Oğlu Ağit'in 2013 yılında zihinsel engelli olduğunu öğrendiğini dile getiren Erdoğan, çocuğuna ayrıca zaman ayırdığını vurguladı.
Okula gidip oğluyla aynı sınıfta etkinliklere katıldığını ifade eden Erdoğan, şöyle devam etti:
"Zor zamanlar yaşadım. Küçük yaştaki çocuklarımla tek başıma uğraştım. Ağit kardeşleriyle fazla iletişim kuramıyordu. Bu okula geldikten sonra daha iyi iletişim kurmaya başladı, sosyal çevresi oldu. Okuldaki toplantılarını asla kaçırmıyorum. Atölye çalışmalarında el becerisi gelişti. Bu çalışmalarda onu yalnız bırakmıyorum. Elimden gelen her şeyi onun için yapıyorum. Onun için her fedakarlığı yaparım."

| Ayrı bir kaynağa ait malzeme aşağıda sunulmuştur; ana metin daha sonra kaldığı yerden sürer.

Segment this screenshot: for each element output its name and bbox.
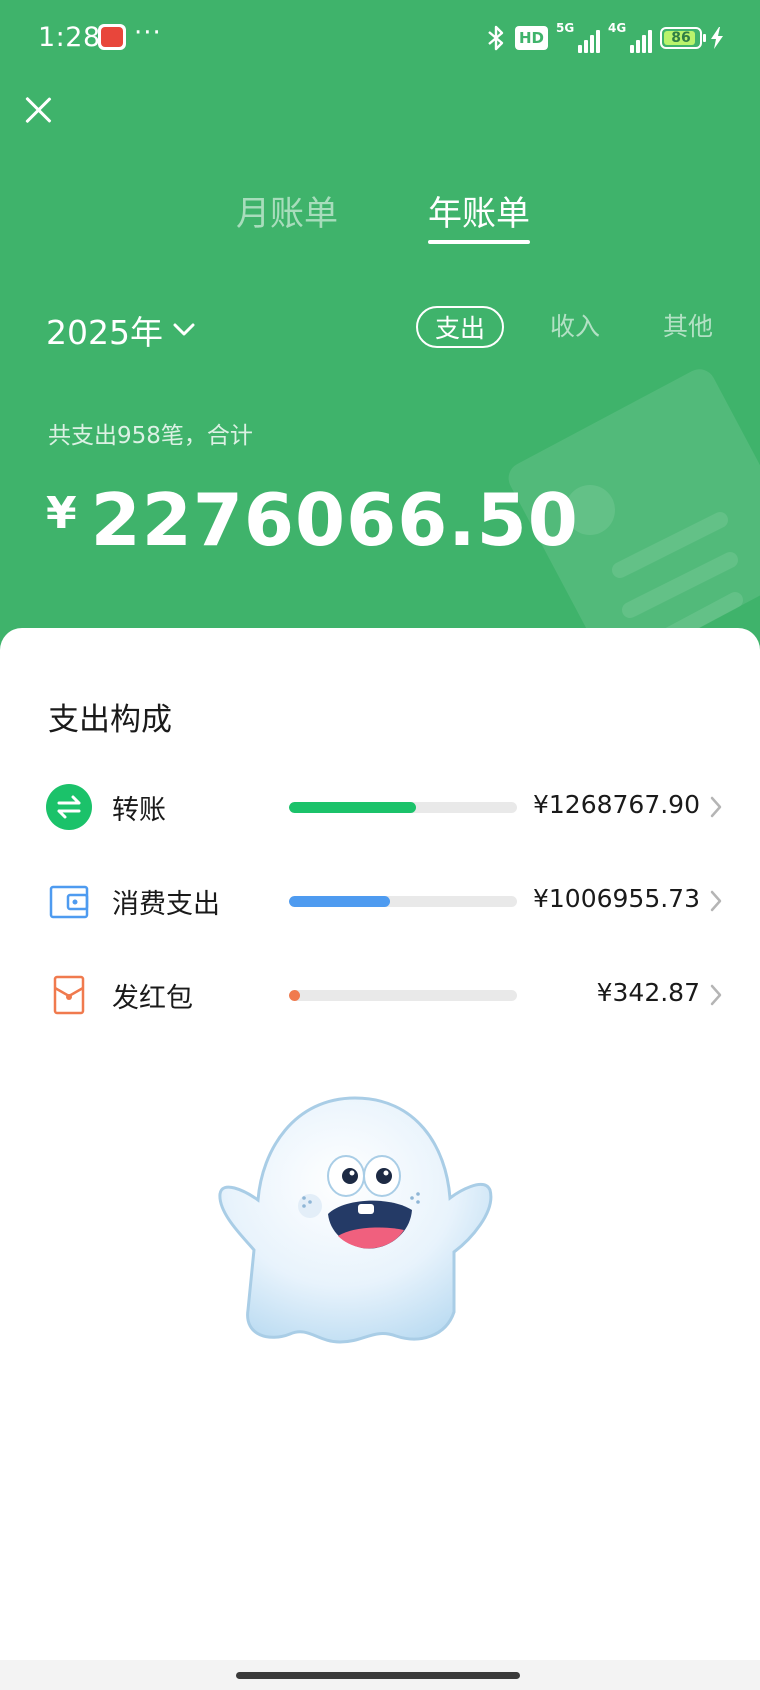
chevron-down-icon: [173, 323, 195, 336]
share-bar-fill: [289, 896, 390, 907]
transfer-icon: [46, 784, 92, 830]
row-amount: ¥1006955.73: [532, 884, 700, 913]
home-indicator[interactable]: [236, 1672, 520, 1679]
expense-summary: 共支出958笔，合计: [48, 423, 253, 449]
year-selector[interactable]: 2025年: [46, 306, 195, 354]
chevron-right-icon: [710, 796, 722, 818]
signal-4g-icon: 4G: [608, 21, 652, 53]
signal-5g-icon: 5G: [556, 21, 600, 53]
charging-icon: [711, 27, 723, 49]
share-bar-fill: [289, 802, 416, 813]
filter-income-button[interactable]: 收入: [550, 306, 600, 348]
share-bar: [289, 990, 517, 1001]
chevron-right-icon: [710, 890, 722, 912]
year-label: 2025年: [46, 313, 163, 352]
chevron-right-icon: [710, 984, 722, 1006]
ghost-mascot-icon: [218, 1096, 493, 1344]
more-notifications-icon: ···: [134, 18, 162, 48]
battery-level: 86: [671, 30, 691, 46]
close-icon[interactable]: [20, 92, 56, 128]
filter-expense-button[interactable]: 支出: [416, 306, 504, 348]
share-bar: [289, 896, 517, 907]
composition-row-red-packet[interactable]: 发红包 ¥342.87: [0, 964, 760, 1024]
row-amount: ¥1268767.90: [532, 790, 700, 819]
app-notification-icon: [98, 24, 126, 50]
tab-yearly-bill[interactable]: 年账单: [428, 186, 530, 244]
system-nav-bar: [0, 1660, 760, 1690]
composition-row-transfer[interactable]: 转账 ¥1268767.90: [0, 776, 760, 836]
row-label: 发红包: [112, 983, 193, 1014]
currency-symbol: ¥: [46, 488, 77, 539]
bluetooth-icon: [488, 25, 504, 51]
section-title: 支出构成: [48, 702, 172, 738]
row-label: 消费支出: [112, 889, 220, 920]
wallet-icon: [49, 885, 89, 919]
total-amount: 2276066.50: [90, 478, 579, 562]
red-packet-icon: [53, 975, 85, 1015]
tab-monthly-bill[interactable]: 月账单: [236, 186, 338, 236]
share-bar: [289, 802, 517, 813]
battery-icon: 86: [660, 27, 706, 49]
share-bar-fill: [289, 990, 301, 1001]
status-bar: 1:28 ··· HD 5G 4G 86: [0, 0, 760, 76]
filter-other-button[interactable]: 其他: [663, 306, 713, 348]
row-amount: ¥342.87: [596, 978, 700, 1007]
bill-header: 1:28 ··· HD 5G 4G 86 月账单 年账单 2025年 支出 收入…: [0, 0, 760, 660]
hd-voice-icon: HD: [514, 26, 548, 50]
row-label: 转账: [112, 795, 166, 826]
composition-row-consumption[interactable]: 消费支出 ¥1006955.73: [0, 870, 760, 930]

Okul Müdürü Erkan Demirci de eğitim gören çocukların annelerinin çabalarını görünce çok mutlu olduklarını söyleyerek, "Burada bizi destekleyen, çocuklarla sürekli zaman geçiren, gelip etkinliklere katılan, adeta çocuklarını bebek gibi taşıyan annelerimiz var. Bunları gördüğümüzde çok duygulanıyoruz." dedi.